A multiplicidade de valores contidos nessas reflexões sobre poéticas da literatura mundial nos leva a crer no potencial inestimável da crítica de vanguarda representada por Wladimir Krysinski, felizmente reconhecido em vida ao receber, entre tantos outros prêmios, o Primeiro Prêmio Internacional de Discurso Literario, entregue pela Olkahoma State University, Stillwater, em 1985.

Venturas e desventuras da literauta mundial 

O autor localiza o contexto da mundialização[4] como a tela de fundo da literatura. Considera o modelo econômico da mundialização como análogo funcional do modelo cultural, capaz, portanto, de atingir direta ou indiretamente a práxis literária. A comparação entre o “universal” na literatura e o “mundial” da economia revela, entretanto, uma situação conflitiva. A mundialização corresponde apenas superficialmente ao universalismo. Entre este e aquela se interpõem forças como o local, o nacional, o marginal bem como as forças relativas à identidade, ao identitário. As forças atuam de duas maneiras: se, por um lado, desvelam o caráter ideológico e problemático da universalização econômica ou literária, por outro, potencializam um desejo de acolhida e valorização de culturas ou literaturas que aspiram a um reconhecimento internacional. No que diz respeito à literatura, a tensão dialética que se exerce, por um lado, do local, do nacional, do marginal e do identitário e, por outro, do mundial comportaria, então, transformações notáveis no cânone universal, tal como o concebe Harold Bloom.

Krysinski observa que não é possível hoje refletir sobre as metamorfoses da literatura no século XX sem levar em consideração a literatura universal, “vista al mismo tempo como colección representativa de obras producidas a escala planetária y como conjunto de valores fundamentales compartidos por todos los seres humanos.”  

Os cânones do universal literário se erigem e se confluem, se excluem e se absorvem, por isso, há que se postular dialeticamente uma dupla leitura e interpretação do problema.
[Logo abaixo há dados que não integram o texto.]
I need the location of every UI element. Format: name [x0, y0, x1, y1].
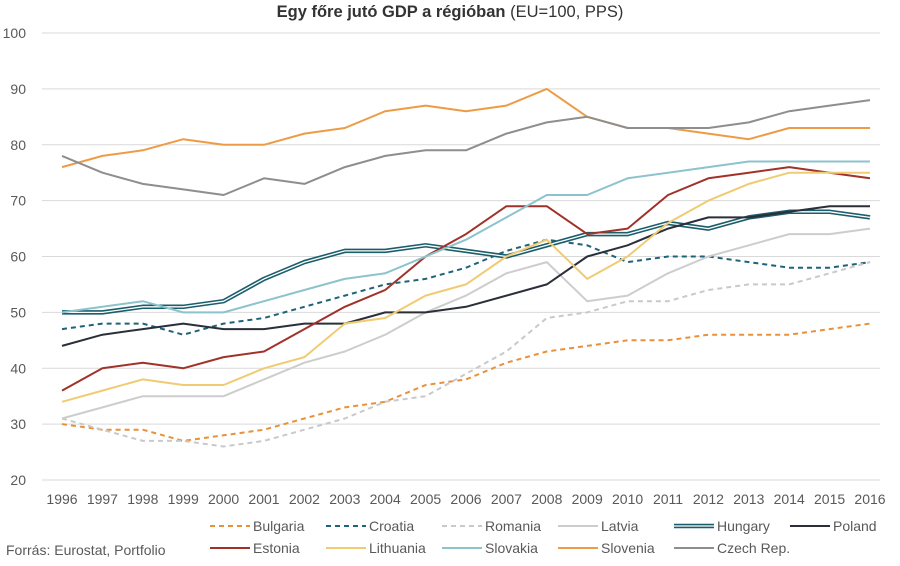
legend-item-croatia: Croatia	[326, 518, 414, 534]
x-tick-label: 2004	[370, 491, 401, 507]
series-line	[61, 166, 871, 392]
legend-item-poland: Poland	[790, 518, 877, 534]
legend-label: Latvia	[601, 518, 639, 534]
chart-title: Egy főre jutó GDP a régióban (EU=100, PP…	[0, 3, 900, 22]
legend-label: Poland	[833, 518, 877, 534]
series-line	[61, 87, 870, 169]
series-line	[61, 205, 870, 347]
y-tick-label: 90	[10, 81, 26, 97]
legend-label: Czech Rep.	[717, 540, 790, 556]
x-tick-label: 2001	[248, 491, 279, 507]
legend-item-czech-rep: Czech Rep.	[674, 540, 790, 556]
x-tick-label: 2007	[491, 491, 522, 507]
series-lithuania	[61, 171, 870, 403]
x-tick-label: 1999	[168, 491, 199, 507]
x-tick-label: 2009	[572, 491, 603, 507]
y-tick-label: 20	[10, 472, 26, 488]
x-tick-label: 2000	[208, 491, 239, 507]
series-line	[61, 171, 870, 403]
x-tick-label: 2005	[410, 491, 441, 507]
legend-label: Slovakia	[485, 540, 538, 556]
legend-item-slovakia: Slovakia	[442, 540, 538, 556]
y-tick-label: 100	[3, 25, 27, 41]
series-bulgaria	[61, 322, 871, 442]
legend-label: Romania	[485, 518, 541, 534]
series-line	[61, 99, 871, 196]
series-slovakia	[61, 160, 870, 314]
legend-item-hungary: Hungary	[674, 518, 770, 534]
source-note: Forrás: Eurostat, Portfolio	[6, 542, 166, 558]
x-tick-label: 2011	[653, 491, 683, 507]
series-romania	[61, 261, 871, 448]
legend-item-latvia: Latvia	[558, 518, 639, 534]
x-tick-label: 2006	[450, 491, 481, 507]
legend-item-lithuania: Lithuania	[326, 540, 426, 556]
y-tick-label: 70	[10, 193, 26, 209]
x-tick-label: 2015	[814, 491, 845, 507]
x-tick-label: 1997	[87, 491, 118, 507]
series-line	[61, 322, 871, 442]
legend-label: Croatia	[369, 518, 414, 534]
series-line-inner	[62, 211, 871, 314]
legend-label: Estonia	[253, 540, 300, 556]
series-line	[61, 227, 871, 420]
legend-label: Lithuania	[369, 540, 426, 556]
x-tick-label: 2016	[854, 491, 885, 507]
x-tick-label: 1996	[46, 491, 77, 507]
legend-item-estonia: Estonia	[210, 540, 300, 556]
x-tick-label: 2010	[612, 491, 643, 507]
axes: 20 30 40 50 60 70 80 90 100 1996 1997 1998 1999 2000 2…	[3, 25, 886, 507]
y-tick-label: 50	[10, 304, 26, 320]
x-tick-label: 2012	[693, 491, 724, 507]
series-lines	[61, 87, 871, 448]
chart-subtitle: (EU=100, PPS)	[510, 3, 624, 21]
chart-title-main: Egy főre jutó GDP a régióban	[276, 3, 506, 21]
y-tick-label: 60	[10, 249, 26, 265]
y-tick-label: 40	[10, 360, 26, 376]
series-hungary	[62, 209, 871, 315]
series-estonia	[61, 166, 871, 392]
series-line	[61, 238, 871, 336]
series-line	[61, 160, 870, 314]
legend-label: Slovenia	[601, 540, 655, 556]
gridlines	[42, 32, 880, 481]
x-tick-label: 2008	[531, 491, 562, 507]
series-line	[61, 261, 871, 448]
x-tick-label: 2014	[774, 491, 805, 507]
legend-label: Hungary	[717, 518, 770, 534]
legend-label: Bulgaria	[253, 518, 305, 534]
y-tick-label: 80	[10, 137, 26, 153]
series-slovenia	[61, 87, 870, 169]
x-tick-label: 2013	[733, 491, 764, 507]
series-latvia	[61, 227, 871, 420]
legend-item-romania: Romania	[442, 518, 541, 534]
legend-item-slovenia: Slovenia	[558, 540, 655, 556]
x-tick-label: 2002	[289, 491, 320, 507]
y-tick-label: 30	[10, 416, 26, 432]
series-czech-rep	[61, 99, 871, 196]
series-croatia	[61, 238, 871, 336]
legend: Bulgaria Croatia Romania Latvia Hungary Polan…	[210, 518, 877, 556]
x-tick-label: 1998	[127, 491, 158, 507]
x-tick-label: 2003	[329, 491, 360, 507]
series-poland	[61, 205, 870, 347]
legend-item-bulgaria: Bulgaria	[210, 518, 305, 534]
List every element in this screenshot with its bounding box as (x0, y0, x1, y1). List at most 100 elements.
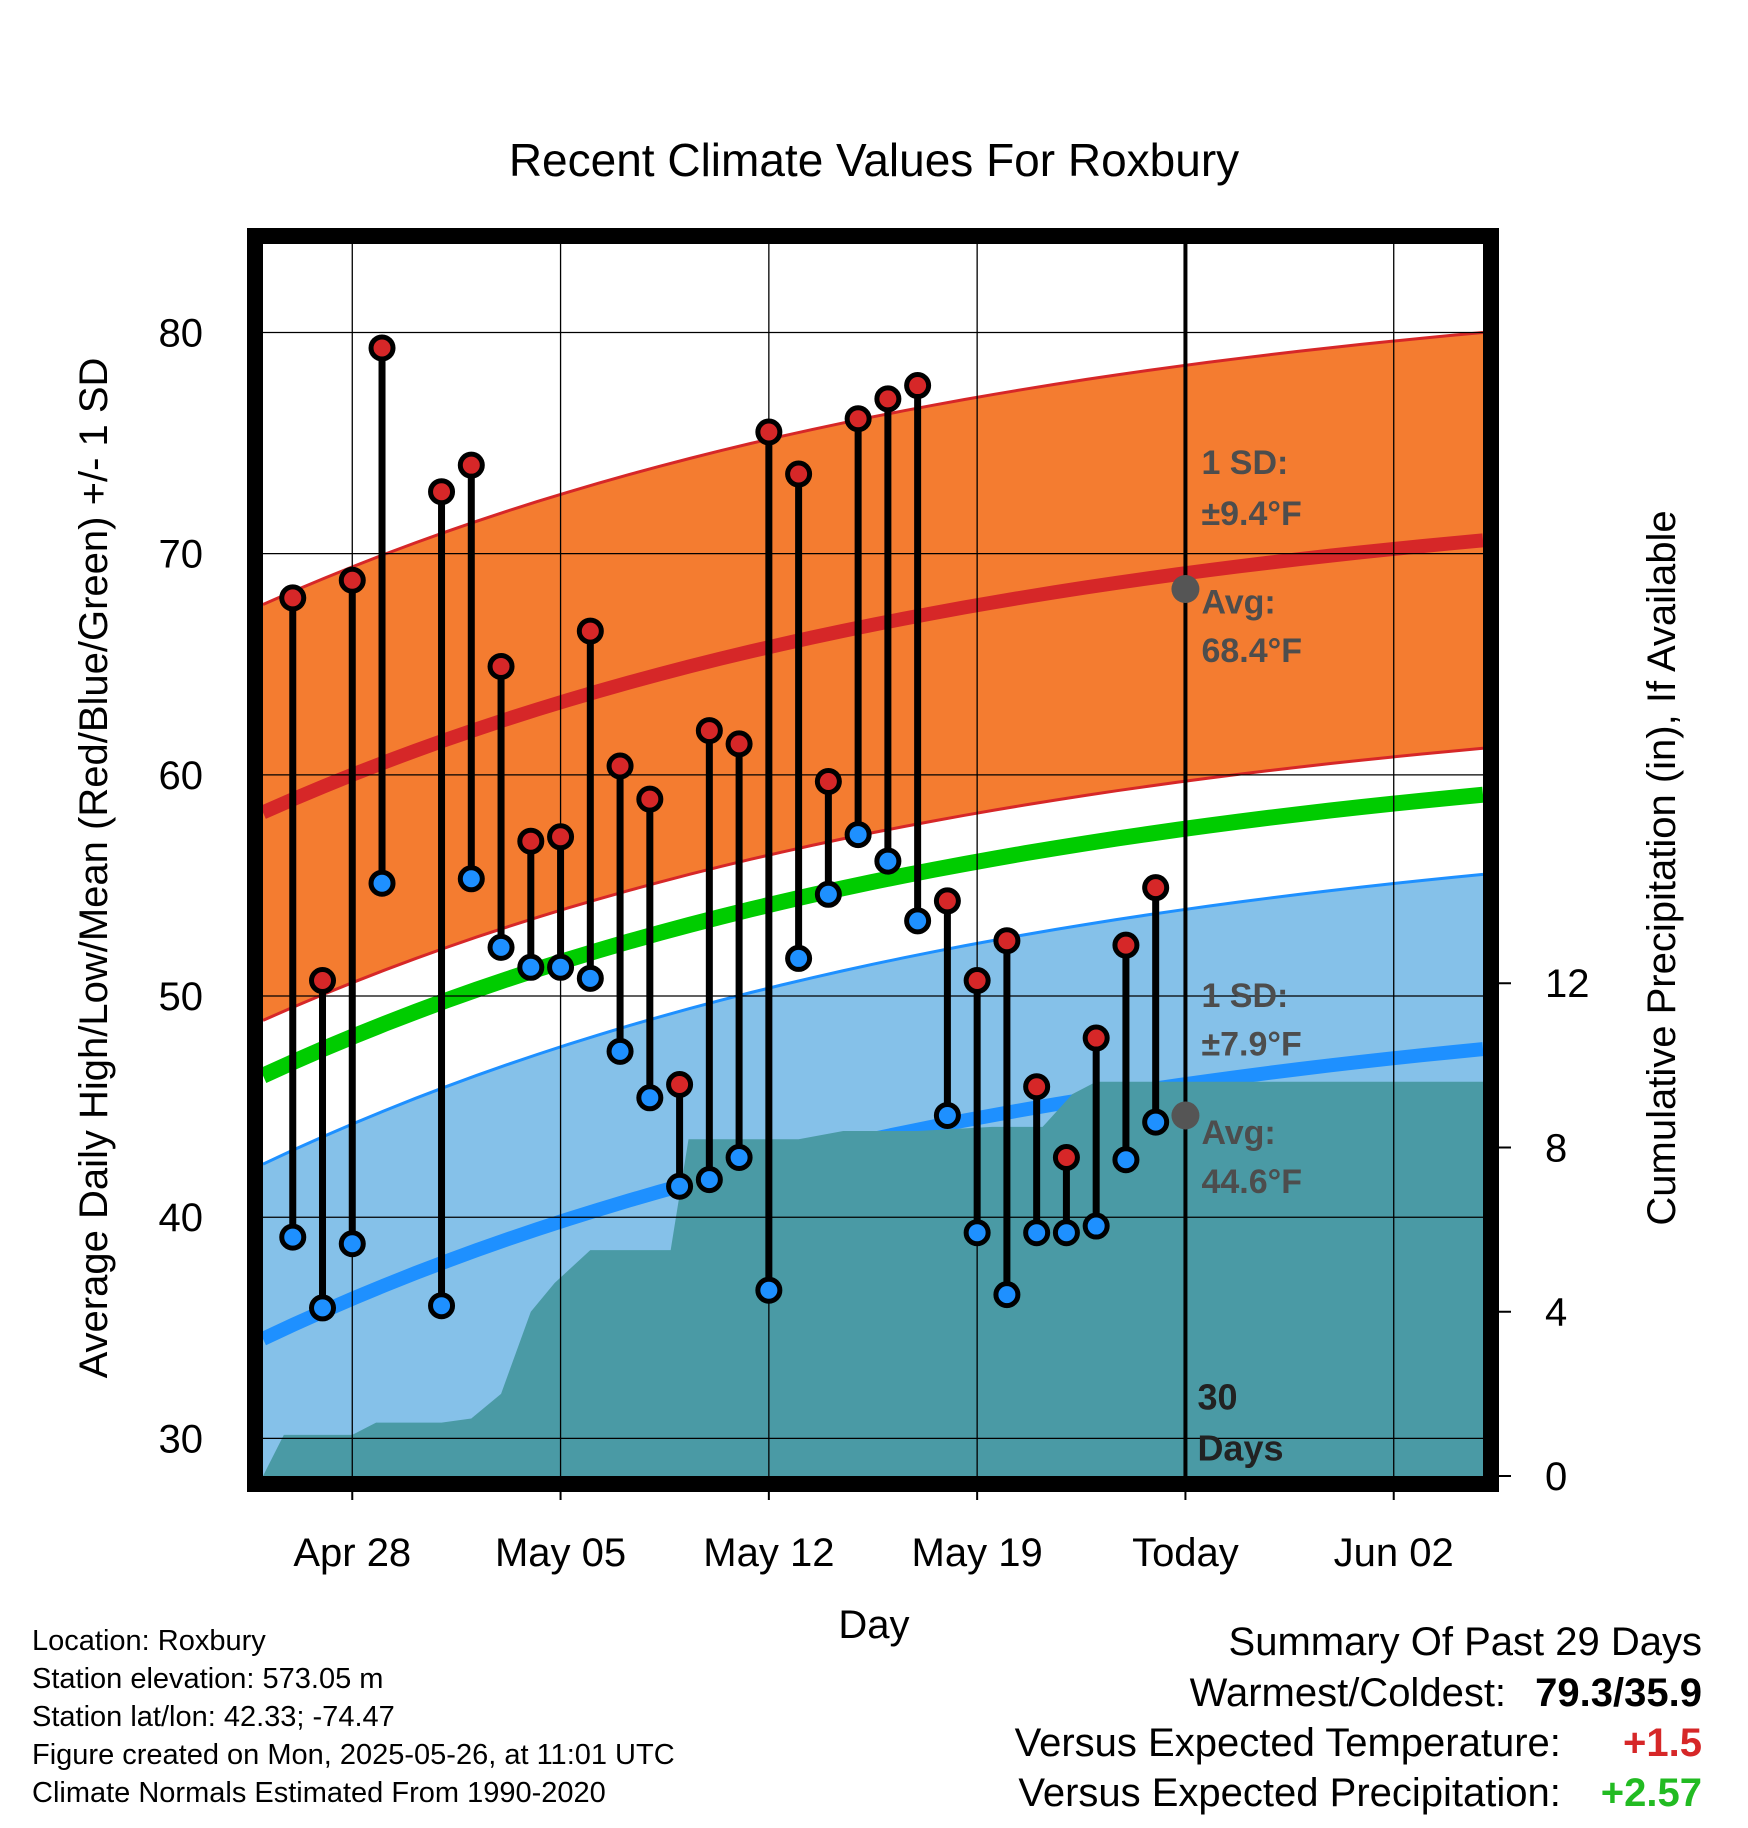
high-sd-label: 1 SD: (1201, 444, 1288, 482)
y-tick-label: 60 (159, 754, 204, 798)
summary-panel: Summary Of Past 29 Days Warmest/Coldest:… (1015, 1616, 1702, 1818)
daily-high-point (279, 584, 307, 612)
plot-area: 1 SD: ±9.4°F Avg: 68.4°F 1 SD: ±7.9°F Avg: 44.6… (159, 228, 1590, 1575)
low-avg-label: Avg: (1201, 1114, 1275, 1152)
daily-high-point (368, 334, 396, 362)
y2-axis-label: Cumulative Precipitation (in), If Availa… (1640, 510, 1684, 1225)
high-band (263, 332, 1483, 1021)
daily-low-point (725, 1143, 753, 1171)
daily-low-point (993, 1281, 1021, 1309)
daily-high-point (755, 418, 783, 446)
daily-low-point (1142, 1108, 1170, 1136)
high-avg-label: Avg: (1201, 583, 1275, 621)
x-tick-label: Today (1132, 1531, 1239, 1575)
x-tick-label: Apr 28 (293, 1531, 411, 1575)
daily-low-point (547, 953, 575, 981)
daily-high-point (428, 478, 456, 506)
station-info: Location: Roxbury Station elevation: 573… (32, 1622, 675, 1812)
daily-low-point (309, 1294, 337, 1322)
daily-low-point (457, 865, 485, 893)
daily-low-point (428, 1292, 456, 1320)
daily-low-point (606, 1037, 634, 1065)
chart-title: Recent Climate Values For Roxbury (509, 134, 1239, 186)
daily-high-point (814, 767, 842, 795)
daily-high-point (785, 460, 813, 488)
daily-low-point (576, 964, 604, 992)
daily-low-point (933, 1101, 961, 1129)
plot-frame (247, 228, 1499, 1492)
daily-high-point (993, 927, 1021, 955)
daily-low-point (487, 933, 515, 961)
precip-anomaly-value: +2.57 (1600, 1771, 1702, 1815)
daily-low-point (338, 1230, 366, 1258)
elevation-text: Station elevation: 573.05 m (32, 1663, 384, 1695)
daily-high-point (487, 652, 515, 680)
daily-high-point (309, 967, 337, 995)
y-tick-label: 80 (159, 311, 204, 355)
summary-heading: Summary Of Past 29 Days (1228, 1620, 1702, 1664)
mean-normal-line (263, 786, 1483, 1083)
location-text: Location: Roxbury (32, 1625, 266, 1657)
daily-low-point (368, 869, 396, 897)
daily-high-point (725, 730, 753, 758)
temp-anomaly-label: Versus Expected Temperature: (1014, 1721, 1561, 1765)
window-days-unit: Days (1197, 1428, 1283, 1469)
high-avg-value: 68.4°F (1201, 632, 1302, 670)
daily-high-point (338, 566, 366, 594)
daily-high-point (547, 823, 575, 851)
latlon-text: Station lat/lon: 42.33; -74.47 (32, 1701, 395, 1733)
high-sd-value: ±9.4°F (1201, 495, 1301, 533)
daily-low-point (814, 880, 842, 908)
daily-high-point (666, 1071, 694, 1099)
daily-low-point (755, 1276, 783, 1304)
daily-low-point (1082, 1212, 1110, 1240)
daily-high-point (695, 717, 723, 745)
x-tick-label: May 12 (703, 1531, 834, 1575)
today-high-avg-marker (1171, 575, 1200, 604)
low-avg-value: 44.6°F (1201, 1163, 1302, 1201)
daily-high-point (1023, 1073, 1051, 1101)
daily-high-point (606, 752, 634, 780)
x-axis-label: Day (838, 1603, 909, 1647)
daily-low-point (785, 944, 813, 972)
daily-low-point (666, 1172, 694, 1200)
high-band-lower-edge (263, 746, 1483, 1022)
daily-low-point (695, 1166, 723, 1194)
y-tick-label: 70 (159, 533, 204, 577)
daily-high-point (1112, 931, 1140, 959)
daily-low-point (636, 1084, 664, 1112)
y-tick-label: 30 (159, 1417, 204, 1461)
precip-anomaly-label: Versus Expected Precipitation: (1018, 1771, 1561, 1815)
daily-high-point (963, 967, 991, 995)
daily-high-point (1142, 874, 1170, 902)
daily-high-point (904, 372, 932, 400)
high-normal-line (263, 533, 1483, 819)
daily-low-point (1023, 1219, 1051, 1247)
y2-tick-label: 12 (1545, 962, 1590, 1006)
y2-tick-label: 4 (1545, 1291, 1567, 1335)
window-days-number: 30 (1197, 1377, 1237, 1418)
precip-area (263, 1081, 1483, 1476)
low-band-upper-edge (263, 872, 1483, 1166)
y-axis-label: Average Daily High/Low/Mean (Red/Blue/Gr… (72, 358, 116, 1379)
low-sd-label: 1 SD: (1201, 977, 1288, 1015)
low-sd-value: ±7.9°F (1201, 1026, 1301, 1064)
warmest-label: Warmest/Coldest: (1189, 1671, 1507, 1715)
daily-low-point (517, 953, 545, 981)
x-tick-label: Jun 02 (1334, 1531, 1454, 1575)
x-tick-label: May 05 (495, 1531, 626, 1575)
created-text: Figure created on Mon, 2025-05-26, at 11… (32, 1739, 675, 1771)
daily-low-point (844, 821, 872, 849)
daily-low-point (279, 1223, 307, 1251)
x-tick-label: May 19 (912, 1531, 1043, 1575)
temp-anomaly-value: +1.5 (1623, 1721, 1702, 1765)
daily-high-point (933, 887, 961, 915)
daily-high-point (1082, 1024, 1110, 1052)
daily-high-point (874, 385, 902, 413)
warmest-value: 79.3/35.9 (1535, 1671, 1702, 1715)
daily-high-point (1052, 1143, 1080, 1171)
daily-low-point (874, 847, 902, 875)
y-tick-label: 50 (159, 975, 204, 1019)
daily-low-point (963, 1219, 991, 1247)
daily-low-point (1052, 1219, 1080, 1247)
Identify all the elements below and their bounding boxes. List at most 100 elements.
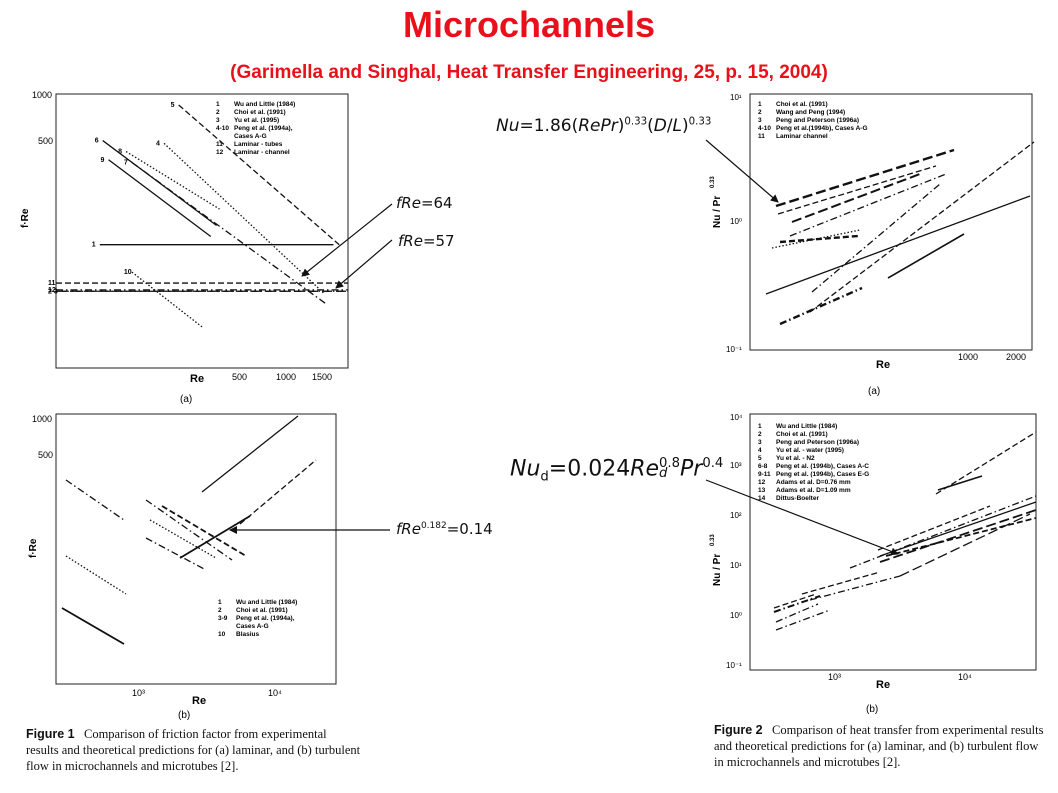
figure-2b-chart: Nu / Pr 0.33 Re 10⁴ 10³ 10² 10¹ 10⁰ 10⁻¹… [710,413,1037,715]
x-tick-label: 1500 [312,372,332,382]
series-line [791,173,921,223]
series-line [239,459,317,525]
y-axis-label: Nu / Pr [712,196,723,228]
y-tick-label: 10⁰ [730,217,742,226]
figure-1-label: Figure 1 [26,727,75,741]
series-line [145,499,233,561]
legend-number: 3 [758,117,762,124]
legend-entry: Yu et al. - water (1995) [776,447,844,454]
plot-frame [749,413,1037,671]
series-line-9 [108,159,212,237]
legend-number: 11 [216,141,223,148]
series-line [935,431,1037,495]
series-line [179,515,251,559]
y-axis-label: f·Re [28,538,39,558]
series-line [811,183,941,293]
formula-fre-turbulent: fRe0.182=0.14 [396,520,493,538]
legend-entry: Laminar channel [776,133,828,140]
legend: 1 Wu and Little (1984) 2 Choi et al. (1991)… [216,101,295,156]
y-tick-label: 10⁻¹ [726,345,742,354]
y-tick-label: 1000 [32,414,52,424]
formula-fre-57: fRe=57 [398,232,455,250]
series-line-8 [125,150,220,210]
legend-entry: Peng et al. (1994a), [234,125,293,132]
series-label: 4 [156,140,160,147]
series-line [775,609,831,631]
legend-entry: Peng and Peterson (1996a) [776,439,859,446]
legend-entry: Yu et al. - N2 [776,455,815,462]
page-title: Microchannels [402,4,656,45]
legend-number: 1 [218,599,222,606]
legend-entry: Choi et al. (1991) [236,607,288,614]
series-group [765,141,1035,326]
y-tick-label: 500 [38,136,53,146]
series-line [809,141,1035,313]
x-tick-label: 10⁴ [268,688,282,698]
figure-1a-chart: f·Re Re 1000 500 500 1000 1500 (a) 1 Wu a… [20,90,349,405]
legend-number: 10 [218,631,226,638]
series-line [161,505,247,557]
series-line [779,234,859,244]
legend-entry: Wu and Little (1984) [776,423,837,430]
legend-entry: Choi et al. (1991) [776,101,828,108]
legend-entry: Adams et al. D=0.76 mm [776,479,851,486]
series-line-10 [131,271,203,328]
legend-entry: Choi et al. (1991) [234,109,286,116]
series-label: 9 [101,157,105,164]
x-tick-label: 10⁴ [958,672,972,682]
legend-number: 2 [218,607,222,614]
panel-label: (a) [868,386,880,397]
series-line [789,173,947,237]
legend-number: 11 [758,133,765,140]
x-axis-label: Re [876,679,890,691]
legend-number: 12 [216,149,224,156]
legend-entry: Blasius [236,631,260,638]
plot-frame [749,93,1033,351]
legend-number: 1 [758,423,762,430]
x-axis-label: Re [190,373,204,385]
legend-number: 3-9 [218,615,228,622]
x-tick-label: 10³ [828,672,841,682]
arrow-fre-57 [335,239,393,289]
arrow-nu-laminar [705,139,779,203]
legend-number: 3 [758,439,762,446]
legend-entry: Choi et al. (1991) [776,431,828,438]
legend-number: 5 [758,455,762,462]
figure-1-caption-text: Comparison of friction factor from exper… [26,727,361,773]
series-label: 3 [54,288,58,295]
series-line [61,607,125,645]
series-label: 12 [48,287,56,294]
panel-label: (a) [180,394,192,405]
x-tick-label: 500 [232,372,247,382]
y-axis-label: Nu / Pr [712,554,723,586]
legend-number: 4 [758,447,762,454]
series-line [771,229,861,249]
figure-2-caption-text: Comparison of heat transfer from experim… [714,723,1044,769]
legend-entry: Peng et al. (1994b), Cases E-G [776,471,869,478]
page-subtitle: (Garimella and Singhal, Heat Transfer En… [230,62,828,83]
x-tick-label: 1000 [958,352,978,362]
y-axis-label: f·Re [20,208,31,228]
figure-2-label: Figure 2 [714,723,763,737]
legend-number: 1 [758,101,762,108]
series-line [201,415,299,493]
series-line [779,286,863,326]
series-label: 2 [48,288,52,295]
legend: 1 Wu and Little (1984) 2 Choi et al. (1991)… [758,423,869,502]
legend-entry: Wang and Peng (1994) [776,109,845,116]
series-group [773,431,1037,631]
legend-entry: Peng et al. (1994a), [236,615,295,622]
legend-entry: Laminar - tubes [234,141,283,148]
series-line [877,505,991,551]
figure-2a-chart: Nu / Pr 0.33 Re 10¹ 10⁰ 10⁻¹ 1000 2000 (… [710,93,1035,397]
series-label: 7 [124,160,128,167]
plot-frame [55,413,337,685]
y-axis-label-exponent: 0.33 [710,176,716,188]
y-tick-label: 10⁴ [730,413,743,422]
legend-number: 3 [216,117,220,124]
series-line [777,165,937,215]
x-tick-label: 2000 [1006,352,1026,362]
y-tick-label: 10³ [730,461,742,470]
legend-number: 4-10 [758,125,771,132]
series-label: 10 [124,269,132,276]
Em primeiro lugar, a literatura universal[5] não pode conceber-se como um encadeamento absoluto de valores que se subtenderiam a sua base; torna-se necessário desmitificar o presumido caráter absoluto do universalismo. Em segundo lugar, a literatura universal se constitui mediante a prática da literatura em escala planetária.

A orientação da proposta de Krysinski para o problema universal literário está baseada em uma dialética de reconhecimento, cuja complexidade implica um movimento de cinco atuantes: o local, o nacional, o marginal, o institucional e o universal. Estes são os suportes atuantes e semânticos de um relato de valores que se desenrolam em escala planetária e que garante as formas e conteúdos da literatura universal. 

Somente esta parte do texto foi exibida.